Passaram já uns meses desde que desafiámos a Gisela, cliente e amiga de longa data, para a nossa Brompton Week. A Gisela é arquitecta e investigadora na FAUP, onde se dedica às questões da habitação. O projecto em que está actualmente a trabalhar pode ser conhecido aqui.

A nossa conversa, que teve lugar entre o Manifesto e o terraço da nossa Megastore do Palácio, andou à volta da sua rotina no Porto, de bicicleta ou scooter e daquilo que é a forma como a cidade é concebida.

Trabalho actualmente no Centro de Estudos de Arquitectura e Urbanismo da Faculdade de Arquitectura do Porto, que fica perto de minha casa, na zona do Aleixo. São cerca de três quilómetros por percurso, nada de especial, por isso tenho alguma liberdade para realizar esse trajecto em qualquer meio de transporte.

Tendo automóvel, mota e bicicleta ao dispor, posso confessar que talvez seja a mota o meu preferido, mas não posso negar que me atrai imenso subir e descer a Rua do Campo Alegre de bicicleta, especialmente porque me ando a baldar completamente ao ginásio.

A conversa passou também, inevitavelmente, pelo estado do trânsito na Cidade, que é, a bem dizer, parado. Curiosamente, no mesmo dia em que está a pôr a conversa em papel, o duende que está a redigir este texto teve mesmo de pegar no carro meia dúzia de quilómetros, para transportar um volume grande, e ficou parado mais de uma hora, pelos visto algo muito natural no Porto dos dias que correm. O trânsito está completamente parado e com tendência a parar ainda mais. Quem hoje em dia toma a decisão de, todos os dias, pegar num automóvel pode contar com caos e com poucos sinais de melhoria, numa altura em que a retoma económica traz cada vez mais gente para o centro da Cidade. A este custo de tempo, ainda vai poder somar o custo do estacionamento, que é cada vez menos e cada vez mais caro.

Neste mesmo dia, o vosso duende teve também uma conversa sobre este artigo, onde se lê que em Portugal, um dos três países mais seguros do Mundo e cujo clima deve estar mais ou menos na mesma posição, 75% das crianças vão de automóvel para a escola. Nessa conversa, alguém mais velho disse que quando começou a trabalhar o normal era andar a pé, de eléctrico ou trólei e que vai ser complicado tirar o automóvel a uma geração que, desde o primeiro ano de vida, se habituou a ir de carro para todo o lado.
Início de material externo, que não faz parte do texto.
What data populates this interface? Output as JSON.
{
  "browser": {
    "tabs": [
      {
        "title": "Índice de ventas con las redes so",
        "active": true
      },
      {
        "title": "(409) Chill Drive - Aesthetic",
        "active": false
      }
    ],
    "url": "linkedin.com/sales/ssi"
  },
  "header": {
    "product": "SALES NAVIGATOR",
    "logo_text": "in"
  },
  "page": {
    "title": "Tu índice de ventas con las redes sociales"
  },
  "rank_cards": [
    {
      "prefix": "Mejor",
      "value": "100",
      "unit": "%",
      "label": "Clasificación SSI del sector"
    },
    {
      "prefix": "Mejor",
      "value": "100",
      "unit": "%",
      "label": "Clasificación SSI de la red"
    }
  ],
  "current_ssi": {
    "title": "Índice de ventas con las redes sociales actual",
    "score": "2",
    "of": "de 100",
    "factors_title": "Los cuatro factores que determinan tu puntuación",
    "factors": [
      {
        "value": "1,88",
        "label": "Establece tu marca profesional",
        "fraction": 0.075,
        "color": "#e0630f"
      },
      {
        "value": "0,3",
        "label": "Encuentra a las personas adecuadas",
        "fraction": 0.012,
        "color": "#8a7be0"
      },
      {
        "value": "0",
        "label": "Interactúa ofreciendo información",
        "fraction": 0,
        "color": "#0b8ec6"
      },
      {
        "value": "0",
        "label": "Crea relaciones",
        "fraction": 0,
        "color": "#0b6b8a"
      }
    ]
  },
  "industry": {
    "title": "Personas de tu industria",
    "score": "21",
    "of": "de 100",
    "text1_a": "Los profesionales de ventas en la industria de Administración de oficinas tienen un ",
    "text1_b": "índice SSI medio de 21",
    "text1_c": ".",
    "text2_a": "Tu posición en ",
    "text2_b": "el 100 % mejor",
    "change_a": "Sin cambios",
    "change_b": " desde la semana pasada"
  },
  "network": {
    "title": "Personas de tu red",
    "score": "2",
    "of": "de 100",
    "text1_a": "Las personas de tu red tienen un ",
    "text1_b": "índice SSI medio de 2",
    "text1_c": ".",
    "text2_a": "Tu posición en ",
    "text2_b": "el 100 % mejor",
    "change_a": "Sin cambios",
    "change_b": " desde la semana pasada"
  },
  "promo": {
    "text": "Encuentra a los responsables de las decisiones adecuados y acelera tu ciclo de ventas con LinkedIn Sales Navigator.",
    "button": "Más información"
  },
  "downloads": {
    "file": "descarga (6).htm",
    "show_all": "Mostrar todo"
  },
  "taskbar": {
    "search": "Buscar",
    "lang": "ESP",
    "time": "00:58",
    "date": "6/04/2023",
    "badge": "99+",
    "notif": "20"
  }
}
É precisamente este tema que nos leva a recuar até a esse dia em que nos sentámos com a Gisela, que ao falar de planeamento urbano e dos planos para a habitação económica, nos contou que, nas décadas de cinquenta e sessenta, as pessoas não tinham problemas em ir a pé para o trabalho. Os bairros foram construídos a dois ou três quilómetros dos centros e caminhava-se ou pedalava-se até ao destino ou até ao transporte mais próximo. Houve, de facto, a preocupação em localizar estrategicamente os bairros, tendo em conta os tempos de deslocação de e para o trabalho sem recurso ao automóvel privado.

Foram sendo construídos bairros pequenos para a classe média com esta mesma preocupação. A burguesia, com a automobilização, começa a afastar-se para a periferia, como as Antas ou a Foz, porque o centro não tem lugar para estacionar, apesar das grandes garagens de recolha que se vão construindo. Depois, uma boa parte do resto das pessoas também se afastou, mas para mais longe e isso levou ao paradigma actual, muito dependente do transporte individual. Este problema ainda se coloca hoje, de forma muito evidente.

Voltando aos dias de hoje, (apesar de terem passado mais de duas estações do ano desde o dia da entrevista) a rotina de mobilidade da Gisela inclui uma vespa e uma bicicleta. Depois de um acidente com a scooter não muito grave, mas dispendioso, a bicicleta acabou por ganhar preponderância já que, durante uns tempos, ficou sem grande cabeça para voltar a pegar na mota.

As subidas não me custam muito, o problema é a concorrência com o automóvel. Ninguém respeita o ciclista ou o Código da Estrada. Para isto se tornar um hábito e uma rotina, é necessária disciplina.

Mesmo assim, persiste e não é só ela. Quando chegou de Viseu ao Porto, há 20 anos, toda a gente ia de carro para a faculdade.

Hoje em dia são muito menos e já há muitas bicicletas no parque da FAUP. Não sei se o poder de compra é agora diferente ou se são novas mentalidades. Se calhar uma coisa leva à outra .

Com o agravar do trânsito no Centro do Porto e dos custos do automóvel, a Gisela relembra que “Muita gente está a migrar para as scooters, mas estas não são a solução nem são para todos, a bicicleta oferece uma alternativa que é mais fácil de introduzir na rotina”.

Se calhar, há uma geração entre aquela que leva os filhos para todo o lado de carro e aquela que vai no carro dos pais para todo o lado. Esta geração no meio pode fazer a diferença e influenciar positivamente quem faz a cidade. A bicicleta é cada vez menos do ciclo-activista a entrar na meia idade e cada vez mais dos estudantes, dos jovens profissionais e dos turistas que todos os dias, contra as recomendações dos seus automobilizados anfitriões, vão de bicicleta com a maior das naturalidades.